Heimatverein beim Plattdeutschen Theater in Bahrenborstel

Bahrenborstel: Gasthaus Hespenheide | Der Heimatverein Osterwald besuchte am Sonntag, den 13. November nun schon zum 14. Mal die plattdeutsche Theatergruppe „Lustige Lippe“ in Bahrenborstel.
Etwa 100 Heimatfreunde fuhren in komfortablen Reisebussen nach Bahrenborstel, um einen lustigen Nachmittag zu verleben.

Das Theaterstück „Schützenfest in Dinkelhusen“ wurde von den hervorragenden Laiendarstellern mit viel Enthusiasmus und sehr Stimmgewaltig den fast 200 Zuschauern dargeboten.

Der Inhalt:
Eine Woche vor dem traditionellen Schützenfest in Dinkelhausen trifft sich der Vorstand im Clubraum der Schützenklause bei Vereinswirtin Lotti zur Vorbereitung der Feierlichkeiten. Präsident Willi Zastermann glaubt, alles im Griff zu haben.
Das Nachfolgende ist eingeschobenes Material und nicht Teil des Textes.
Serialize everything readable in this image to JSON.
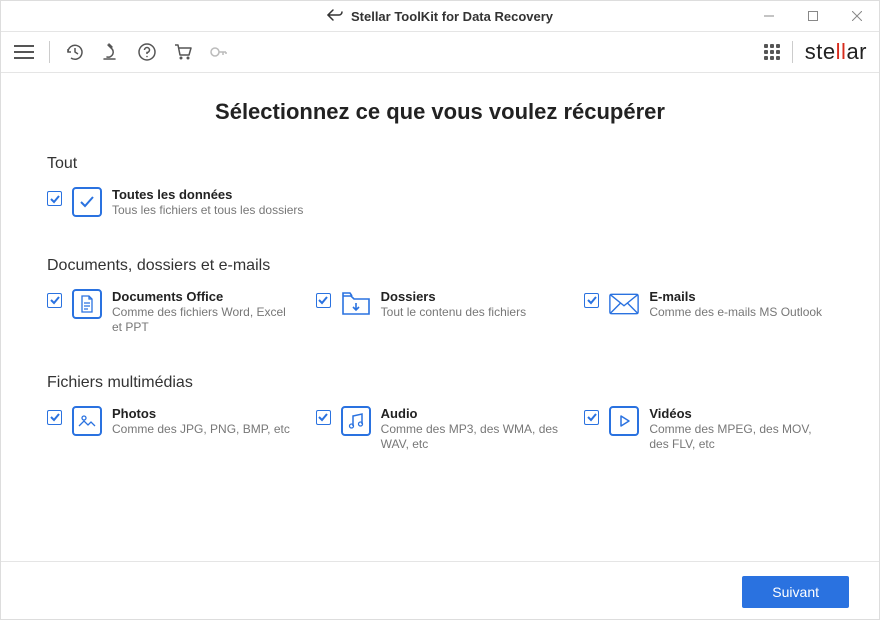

Doch da taucht der neue Gemeindepastor Engel auf, um dem Vorstand mitzuteilen, dass er zukünftig bei Beerdigungen von Schützenbrüdern das traditionelle Trompetenspiel auf dem Friedhof nicht mehr dulden will. Für den Vorstand ist dies ein Angriff auf eine alte Tradition in der Gemeinde. Das kann man natürlich so nicht hinnehmen. Aber nicht genug damit, denn nun verlangen auch noch die Damen der Damenschießgruppe, dass sie mit auf den Königsadler schießen zu dürfen. Das ist für Präsident Zastermann einfach zu viel und er überlegt mit seinem treu ergebenen Schießmeister Kalle Kreuzer, wie man diesen Traditionsbruch noch verhindern kann. Die Frauen hingegen fahren schweres Geschütz auf, denn sie drohen bei Nichterfüllung ihrer Forderung mit einem totalen Boykott des Schützenfestes. Als dann noch Markus Schmidt vom Bauamt erscheint und den neuen Schießstand wegen baulicher Mängel schließen lassen will, ist Willis Laune endgültig im Eimer. Nur gut, dass Ehrenpräsident Otto Kröger die Übersicht behält. Mit List und Tücke steuert er die Geschicke des Vereins im Hintergrund. Nur Vereinswirtin Lotti, die mal wieder an der Tür gelauscht und alles falsch verstanden hat, schafft reichlich Verwirrung, da sie überall herum erzählt, der neue Pfarrer habe angeordnet, dass alle Schützenmitglieder verbrannt werden müssten. Bleibt nur noch die Frage zu klären, wer denn tatsächlich das Rennen um den Schützenkönig machen wird.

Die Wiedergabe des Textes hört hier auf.